Item #12117 The doings of Raffles Haw. Arthur Conan DOYLE.

The doings of Raffles Haw.

London, Paris & Melbourne: Cassell & Company, Limited, 1892. 8vo. 256 pp., including 8 pages publisher’s advertisements. FIRST EDITION. Original blue cloth, very minor wear to head and foot of spine; interior excellent. Small bookseller’s label on front paste-down. Item #12117

First edition, printed in an initial run of 2001 copies. The tale of a modern alchemist who becomes a billionaire and corrupts the community he wants to help. Written while Doyle was on a sojourn in Vienna, in the same year that The adventures of Sherlock Holmes was first published.

The creator of the most famous detective in literature, Doyle (1859-1930) produced his first story at the age of six. After completing his medical studies at Edinburgh University, Doyle practiced medicine as an eye specialist in Hampshire for six years until he became a full-time writer. As a medical student, Doyle had several future writers as his colleagues, including James Barrie and Robert Louis Stevenson. However, he was most influenced by his professor, Dr. Joseph Bell, whose skills of observation, logic, deduction and diagnosis were later infused into the persona of Sherlock Holmes.
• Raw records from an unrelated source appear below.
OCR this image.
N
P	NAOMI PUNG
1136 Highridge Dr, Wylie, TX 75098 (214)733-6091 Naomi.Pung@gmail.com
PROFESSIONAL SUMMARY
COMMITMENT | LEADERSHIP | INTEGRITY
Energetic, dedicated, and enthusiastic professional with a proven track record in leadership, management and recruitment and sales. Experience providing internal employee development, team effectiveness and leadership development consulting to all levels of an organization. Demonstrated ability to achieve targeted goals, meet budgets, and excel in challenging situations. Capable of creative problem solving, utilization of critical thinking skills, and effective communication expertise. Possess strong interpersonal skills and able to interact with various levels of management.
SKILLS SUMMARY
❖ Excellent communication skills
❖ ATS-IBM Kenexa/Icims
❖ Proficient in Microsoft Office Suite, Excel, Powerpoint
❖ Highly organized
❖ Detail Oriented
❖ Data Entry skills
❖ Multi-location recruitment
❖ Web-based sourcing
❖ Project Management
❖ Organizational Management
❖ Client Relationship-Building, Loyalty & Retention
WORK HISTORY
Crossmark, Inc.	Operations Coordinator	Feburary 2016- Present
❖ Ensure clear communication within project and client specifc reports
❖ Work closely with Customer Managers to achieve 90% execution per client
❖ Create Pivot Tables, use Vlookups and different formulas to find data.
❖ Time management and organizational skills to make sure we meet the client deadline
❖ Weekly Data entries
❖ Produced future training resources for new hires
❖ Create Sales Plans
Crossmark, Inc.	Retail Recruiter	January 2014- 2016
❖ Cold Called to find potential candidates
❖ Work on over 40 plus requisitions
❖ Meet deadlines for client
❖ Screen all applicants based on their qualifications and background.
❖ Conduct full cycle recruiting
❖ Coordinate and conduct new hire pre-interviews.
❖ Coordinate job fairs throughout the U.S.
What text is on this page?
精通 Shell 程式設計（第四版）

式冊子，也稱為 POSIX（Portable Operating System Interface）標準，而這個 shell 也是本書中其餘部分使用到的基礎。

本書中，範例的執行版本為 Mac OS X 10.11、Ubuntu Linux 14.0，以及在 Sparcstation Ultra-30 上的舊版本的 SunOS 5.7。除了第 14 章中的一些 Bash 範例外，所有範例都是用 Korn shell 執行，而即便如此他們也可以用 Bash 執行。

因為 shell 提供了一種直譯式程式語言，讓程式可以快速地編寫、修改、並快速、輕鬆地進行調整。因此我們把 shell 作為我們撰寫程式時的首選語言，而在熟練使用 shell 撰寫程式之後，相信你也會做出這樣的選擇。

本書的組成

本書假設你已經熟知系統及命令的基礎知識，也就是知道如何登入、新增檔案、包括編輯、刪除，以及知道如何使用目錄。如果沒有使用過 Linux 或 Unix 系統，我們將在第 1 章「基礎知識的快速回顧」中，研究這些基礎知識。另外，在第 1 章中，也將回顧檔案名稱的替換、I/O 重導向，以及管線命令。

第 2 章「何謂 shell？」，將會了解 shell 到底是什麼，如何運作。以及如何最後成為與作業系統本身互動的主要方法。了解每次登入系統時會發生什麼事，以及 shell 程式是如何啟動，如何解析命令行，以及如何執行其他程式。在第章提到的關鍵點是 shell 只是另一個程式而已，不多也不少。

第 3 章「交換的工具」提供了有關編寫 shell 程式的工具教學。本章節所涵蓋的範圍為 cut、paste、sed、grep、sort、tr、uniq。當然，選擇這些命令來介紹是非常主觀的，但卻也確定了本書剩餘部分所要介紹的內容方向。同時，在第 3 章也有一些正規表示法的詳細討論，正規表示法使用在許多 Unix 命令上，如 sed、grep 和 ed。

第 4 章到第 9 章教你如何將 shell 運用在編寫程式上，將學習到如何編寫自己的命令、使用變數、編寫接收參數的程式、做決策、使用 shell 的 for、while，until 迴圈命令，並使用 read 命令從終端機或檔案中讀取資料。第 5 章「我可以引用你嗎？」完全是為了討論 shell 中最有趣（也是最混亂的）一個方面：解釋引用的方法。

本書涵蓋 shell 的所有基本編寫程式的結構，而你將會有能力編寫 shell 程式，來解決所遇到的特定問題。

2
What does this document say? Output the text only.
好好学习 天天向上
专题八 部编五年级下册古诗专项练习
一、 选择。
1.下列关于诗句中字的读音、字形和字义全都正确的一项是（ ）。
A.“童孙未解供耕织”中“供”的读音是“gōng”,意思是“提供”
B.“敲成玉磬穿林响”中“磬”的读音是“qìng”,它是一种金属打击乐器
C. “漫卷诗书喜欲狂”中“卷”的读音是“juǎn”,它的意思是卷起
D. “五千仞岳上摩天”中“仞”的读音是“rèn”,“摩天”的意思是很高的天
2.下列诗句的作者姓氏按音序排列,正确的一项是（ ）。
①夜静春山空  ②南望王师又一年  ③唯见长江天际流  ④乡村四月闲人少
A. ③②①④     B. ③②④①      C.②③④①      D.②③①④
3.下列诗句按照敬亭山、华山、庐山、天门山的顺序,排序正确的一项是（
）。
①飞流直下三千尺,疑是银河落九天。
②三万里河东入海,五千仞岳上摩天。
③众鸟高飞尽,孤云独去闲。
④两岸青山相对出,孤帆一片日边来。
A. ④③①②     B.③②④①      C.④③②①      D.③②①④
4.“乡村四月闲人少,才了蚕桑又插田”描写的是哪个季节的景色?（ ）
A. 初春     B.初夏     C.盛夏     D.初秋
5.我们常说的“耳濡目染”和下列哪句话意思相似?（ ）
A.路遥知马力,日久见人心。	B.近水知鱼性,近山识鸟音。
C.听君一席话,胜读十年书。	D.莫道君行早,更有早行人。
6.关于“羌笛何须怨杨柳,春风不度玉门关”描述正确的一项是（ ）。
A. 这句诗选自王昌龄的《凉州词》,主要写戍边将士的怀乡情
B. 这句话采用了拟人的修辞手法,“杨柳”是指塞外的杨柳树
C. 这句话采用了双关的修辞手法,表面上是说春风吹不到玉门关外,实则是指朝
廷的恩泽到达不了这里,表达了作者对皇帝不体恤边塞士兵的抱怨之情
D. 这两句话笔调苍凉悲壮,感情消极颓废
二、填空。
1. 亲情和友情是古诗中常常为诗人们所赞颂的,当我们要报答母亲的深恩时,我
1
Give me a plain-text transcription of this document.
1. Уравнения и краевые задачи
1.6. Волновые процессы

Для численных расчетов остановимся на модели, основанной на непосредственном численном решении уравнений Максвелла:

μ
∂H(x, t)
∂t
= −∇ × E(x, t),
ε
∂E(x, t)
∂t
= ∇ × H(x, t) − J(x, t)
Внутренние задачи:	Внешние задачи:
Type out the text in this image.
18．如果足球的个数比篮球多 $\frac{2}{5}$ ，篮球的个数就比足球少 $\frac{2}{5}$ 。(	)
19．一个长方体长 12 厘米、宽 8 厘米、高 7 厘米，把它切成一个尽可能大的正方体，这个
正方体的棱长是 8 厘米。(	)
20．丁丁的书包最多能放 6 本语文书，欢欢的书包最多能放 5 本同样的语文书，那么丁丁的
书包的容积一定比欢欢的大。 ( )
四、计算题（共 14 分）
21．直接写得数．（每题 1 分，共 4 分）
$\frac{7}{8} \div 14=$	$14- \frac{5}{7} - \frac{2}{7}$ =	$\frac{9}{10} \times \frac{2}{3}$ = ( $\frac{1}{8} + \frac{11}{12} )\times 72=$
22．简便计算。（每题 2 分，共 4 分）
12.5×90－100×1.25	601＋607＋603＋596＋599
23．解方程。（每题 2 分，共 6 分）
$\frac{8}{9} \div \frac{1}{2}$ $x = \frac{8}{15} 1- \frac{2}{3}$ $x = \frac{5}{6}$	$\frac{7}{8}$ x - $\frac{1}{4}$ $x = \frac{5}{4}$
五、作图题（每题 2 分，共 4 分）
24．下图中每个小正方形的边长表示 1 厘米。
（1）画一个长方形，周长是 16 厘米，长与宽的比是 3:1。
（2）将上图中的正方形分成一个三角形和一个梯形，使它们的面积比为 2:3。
After the death of his son, Doyle became interested in occultism, and fairies, having spent more than a million dollars supporting the existence of “little people.” He caused an international sensation when he published a favorable account of the “fairy photographs,” which purported to have captured fairies dancing in the air. The photograph was later proven to be a fake. Doyle became the president of several important spiritualist organizations, and later opened the Psychic Bookshop in London. He was knighted in 1902.